JONESBORO, AR (KAIT) - The Jonesboro Police Department hopes to be able to hire five new officers for a little over the price of one through a grant with the Department of Justice.
The City of Jonesboro may soon be able to apply for the grant through the COPS Hiring Program. It would pay 75% of the salary and benefits for five officers for three years.
The city has applied for the grant in the past, but has never been awarded it.
Jonesboro Police Chief Rick Elliott said if they get the grant, the city could pay their portion of it by amending the budget or by using money that wasn't used for one reason or another the previous year.
"There's times like this past year we had money for officer's salaries that we didn't expend, so that would also cover an instance like that," Chief Elliott said. "But hopefully we're not in a point like that where we have a large deficit of officers at this point."

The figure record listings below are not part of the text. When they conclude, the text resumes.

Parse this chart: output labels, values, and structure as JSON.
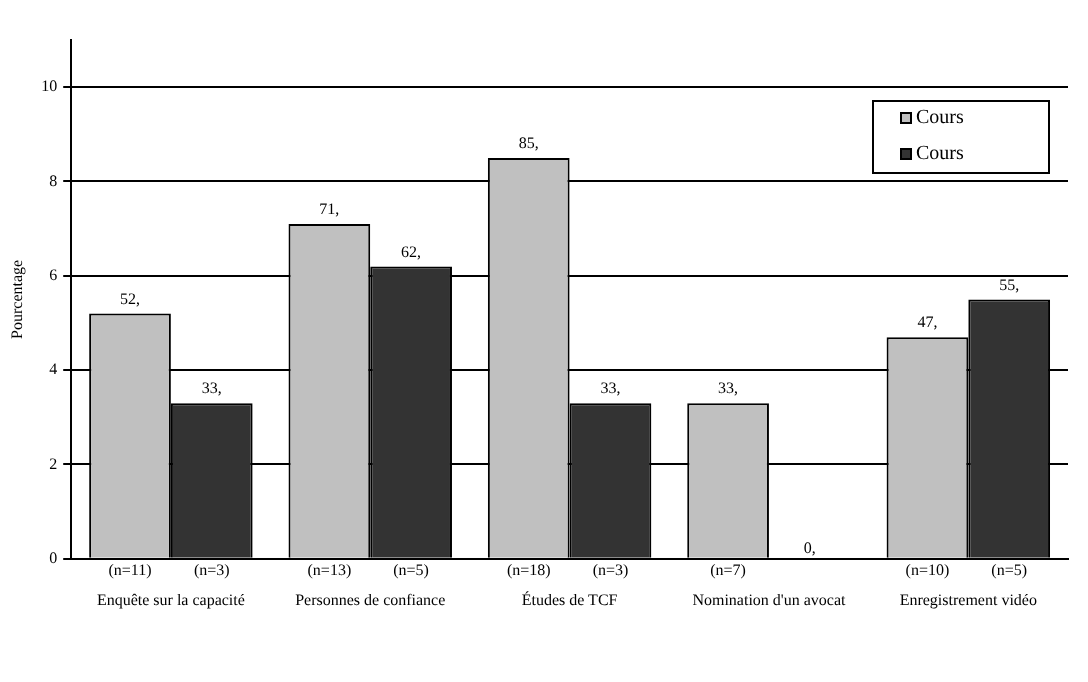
{
  "chart_data": {
    "type": "bar",
    "ylabel": "Pourcentage",
    "categories": [
      "Enquête sur la capacité",
      "Personnes de confiance",
      "Études de TCF",
      "Nomination d'un avocat",
      "Enregistrement vidéo"
    ],
    "series": [
      {
        "name": "Cours",
        "color": "#c0c0c0",
        "values": [
          5.2,
          7.1,
          8.5,
          3.3,
          4.7
        ]
      },
      {
        "name": "Cours",
        "color": "#333333",
        "values": [
          3.3,
          6.2,
          3.3,
          0,
          5.5
        ]
      }
    ],
    "ylim": [
      0,
      11
    ],
    "yticks": [
      0,
      2,
      4,
      6,
      8,
      10
    ],
    "grid": "y",
    "legend": "top right",
    "annotations": [
      {
        "text": "52,",
        "x": "Enquête sur la capacité",
        "y": 5.2
      },
      {
        "text": "33,",
        "x": "Enquête sur la capacité",
        "y": 3.3
      },
      {
        "text": "71,",
        "x": "Personnes de confiance",
        "y": 7.1
      },
      {
        "text": "62,",
        "x": "Personnes de confiance",
        "y": 6.2
      },
      {
        "text": "85,",
        "x": "Études de TCF",
        "y": 8.5
      },
      {
        "text": "33,",
        "x": "Études de TCF",
        "y": 3.3
      },
      {
        "text": "33,",
        "x": "Nomination d'un avocat",
        "y": 3.3
      },
      {
        "text": "0,",
        "x": "Nomination d'un avocat",
        "y": 0
      },
      {
        "text": "47,",
        "x": "Enregistrement vidéo",
        "y": 4.7
      },
      {
        "text": "55,",
        "x": "Enregistrement vidéo",
        "y": 5.5
      },
      "(n=11)",
      "(n=3)",
      "(n=13)",
      "(n=5)",
      "(n=18)",
      "(n=3)",
      "(n=7)",
      "(n=10)",
      "(n=5)"
    ]
  }
}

Chief said right now, the department is four officers short. The latest group of new hires is currently in training and will graduate from academy next month.

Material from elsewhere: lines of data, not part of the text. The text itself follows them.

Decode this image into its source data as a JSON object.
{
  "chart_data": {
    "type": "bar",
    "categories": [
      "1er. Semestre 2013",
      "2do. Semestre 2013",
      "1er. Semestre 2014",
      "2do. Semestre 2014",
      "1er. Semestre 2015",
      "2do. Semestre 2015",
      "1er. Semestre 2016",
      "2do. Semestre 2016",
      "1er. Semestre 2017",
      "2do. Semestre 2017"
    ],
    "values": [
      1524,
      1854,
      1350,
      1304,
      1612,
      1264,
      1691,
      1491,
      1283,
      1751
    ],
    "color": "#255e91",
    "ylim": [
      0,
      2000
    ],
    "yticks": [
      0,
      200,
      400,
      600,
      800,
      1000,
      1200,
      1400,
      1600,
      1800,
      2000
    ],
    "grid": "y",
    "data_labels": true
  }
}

He said they should know if they're awarded the grant by this fall.
The JPD also hopes to obtain a grant from the Department of Justice to purchase a software and hardware system to enhance investigations.

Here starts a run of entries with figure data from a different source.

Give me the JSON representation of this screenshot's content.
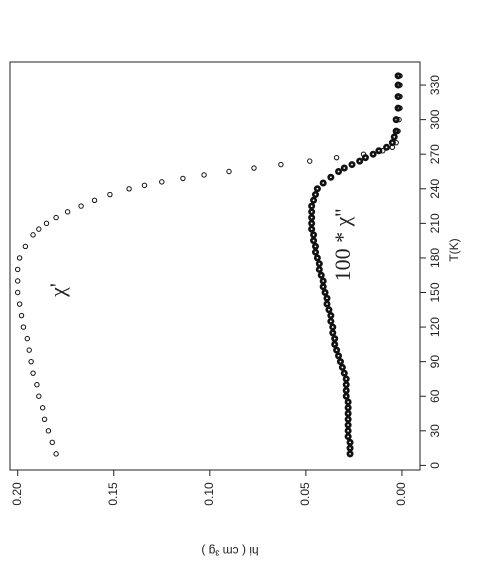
{
  "chart_data": {
    "type": "scatter",
    "orientation": "rotated",
    "x_label": "T(K)",
    "y_label": "hi ( cm  ³g )",
    "annotations": [
      "χ'",
      "100 * χ''"
    ],
    "xlim": [
      -4,
      350
    ],
    "xticks": [
      0,
      30,
      60,
      90,
      120,
      150,
      180,
      210,
      240,
      270,
      300,
      330
    ],
    "ylim": [
      -0.0094,
      0.204
    ],
    "yticks": [
      {
        "value": 0,
        "label": "0.00"
      },
      {
        "value": 0.05,
        "label": "0.05"
      },
      {
        "value": 0.1,
        "label": "0.10"
      },
      {
        "value": 0.15,
        "label": "0.15"
      },
      {
        "value": 0.2,
        "label": "0.20"
      }
    ],
    "series": [
      {
        "name": "χ'",
        "color": "#111111",
        "x": [
          10,
          20,
          30,
          40,
          50,
          60,
          70,
          80,
          90,
          100,
          110,
          120,
          130,
          140,
          150,
          160,
          170,
          180,
          190,
          200,
          205,
          210,
          215,
          220,
          225,
          230,
          235,
          240,
          243,
          246,
          249,
          252,
          255,
          258,
          261,
          264,
          267,
          270,
          273,
          276,
          280,
          290,
          300,
          310,
          320,
          330,
          338
        ],
        "values": [
          0.18,
          0.182,
          0.184,
          0.186,
          0.187,
          0.189,
          0.19,
          0.192,
          0.193,
          0.194,
          0.195,
          0.197,
          0.198,
          0.199,
          0.2,
          0.2,
          0.2,
          0.199,
          0.196,
          0.192,
          0.189,
          0.185,
          0.18,
          0.174,
          0.167,
          0.16,
          0.152,
          0.142,
          0.134,
          0.125,
          0.114,
          0.103,
          0.09,
          0.077,
          0.063,
          0.048,
          0.034,
          0.02,
          0.01,
          0.005,
          0.003,
          0.002,
          0.0015,
          0.001,
          0.001,
          0.001,
          0.001
        ]
      },
      {
        "name": "100 * χ''",
        "color": "#111111",
        "x": [
          10,
          15,
          20,
          25,
          30,
          35,
          40,
          45,
          50,
          55,
          60,
          65,
          70,
          75,
          80,
          85,
          90,
          95,
          100,
          105,
          110,
          115,
          120,
          125,
          130,
          135,
          140,
          145,
          150,
          155,
          160,
          165,
          170,
          175,
          180,
          185,
          190,
          195,
          200,
          205,
          210,
          215,
          220,
          225,
          230,
          235,
          240,
          245,
          250,
          255,
          258,
          261,
          264,
          267,
          270,
          273,
          276,
          280,
          285,
          290,
          300,
          310,
          320,
          330,
          338
        ],
        "values": [
          0.027,
          0.027,
          0.027,
          0.028,
          0.028,
          0.028,
          0.028,
          0.028,
          0.028,
          0.028,
          0.029,
          0.029,
          0.029,
          0.029,
          0.03,
          0.031,
          0.032,
          0.033,
          0.034,
          0.035,
          0.035,
          0.036,
          0.036,
          0.037,
          0.037,
          0.038,
          0.039,
          0.039,
          0.04,
          0.041,
          0.041,
          0.042,
          0.043,
          0.043,
          0.044,
          0.045,
          0.045,
          0.046,
          0.046,
          0.047,
          0.047,
          0.047,
          0.047,
          0.047,
          0.046,
          0.045,
          0.044,
          0.041,
          0.037,
          0.033,
          0.03,
          0.026,
          0.022,
          0.019,
          0.015,
          0.012,
          0.008,
          0.005,
          0.004,
          0.003,
          0.003,
          0.002,
          0.002,
          0.002,
          0.002
        ]
      }
    ]
  }
}
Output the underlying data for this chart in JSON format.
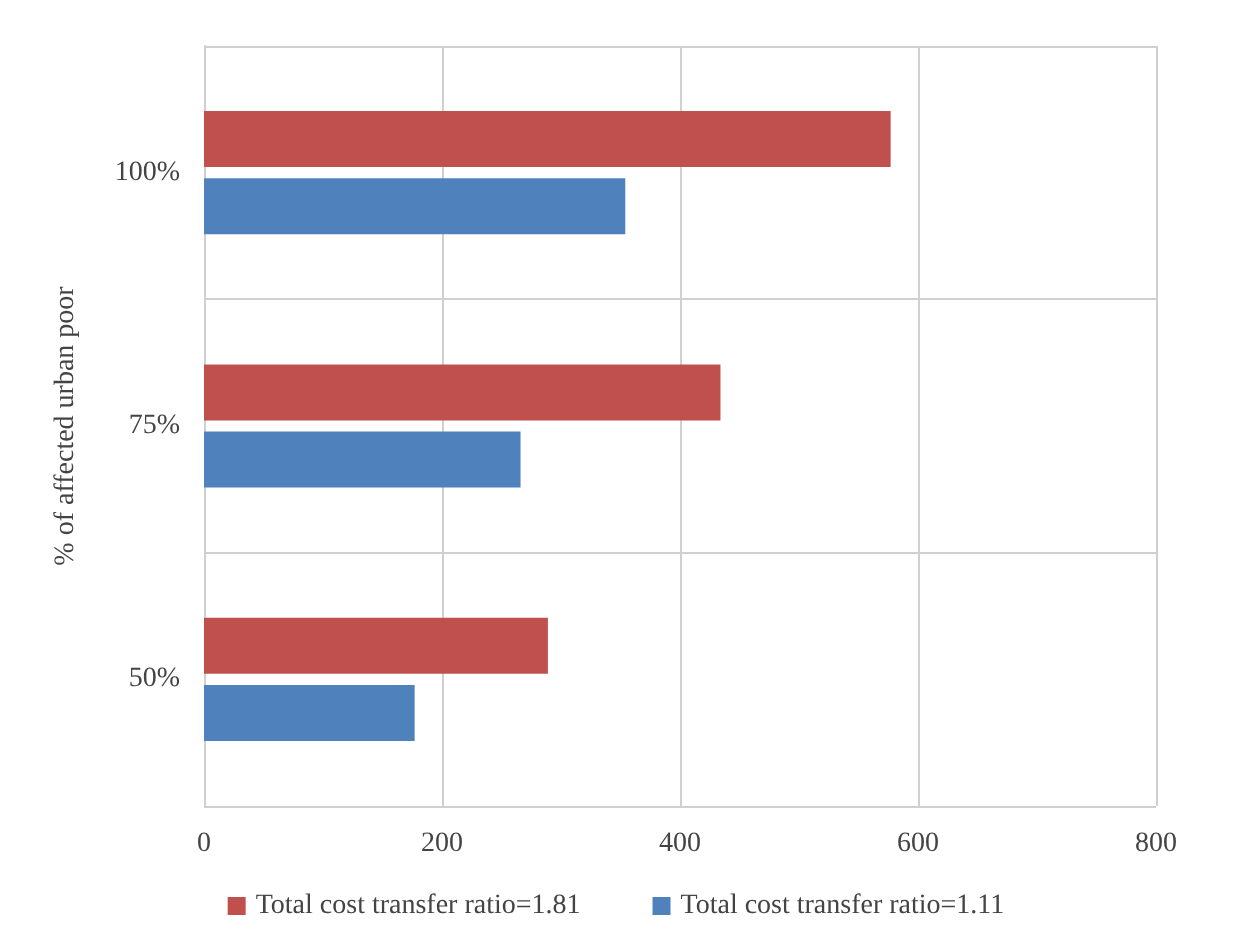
{
  "chart_data": {
    "type": "bar",
    "orientation": "horizontal",
    "ylabel": "% of affected urban poor",
    "categories": [
      "100%",
      "75%",
      "50%"
    ],
    "series": [
      {
        "name": "Total cost transfer ratio=1.81",
        "color": "#c0504d",
        "values": [
          577,
          434,
          289
        ]
      },
      {
        "name": "Total cost transfer ratio=1.11",
        "color": "#4f81bd",
        "values": [
          354,
          266,
          177
        ]
      }
    ],
    "xlim": [
      0,
      800
    ],
    "xticks": [
      0,
      200,
      400,
      600,
      800
    ],
    "grid": true,
    "legend": "bottom"
  }
}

Tuesday, the Jonesboro Finance and Administration Council Committee will consider a resolution to apply for the grant.
The $31,353 grant would go toward the purchase of the iVe, or Infotainment and Vehicle System Forensic Toolkit.
iVe would allow accident reconstructionists to extract data from 4,600 vehicle models.
According to the grant application, the toolkit would allow forensic examiners and traffic investigators to "quickly extrapolate and analyze vehicle data."
Information like recent destinations, favorite locations, call logs, contact lists, SMS messages, emails, pictures, videos, social media feeds, vehicle location when Bluetooth devices were connected and vehicle navigation history would be available through the program.
"All this information can be pertinent to a criminal investigation," the application states. "In traffic accident investigations, many vehicle systems record information that includes when and where vehicle lights are turned on, approximate speed of the vehicle, whether a passenger was present during the accident and when brakes were applied."
Several JPD investigators have been trained in digital forensic examinations.
The department also requested funding to purchase an e-citation system.
The software would reduce routine traffic stop times from seven to eight minutes down to four to five minutes.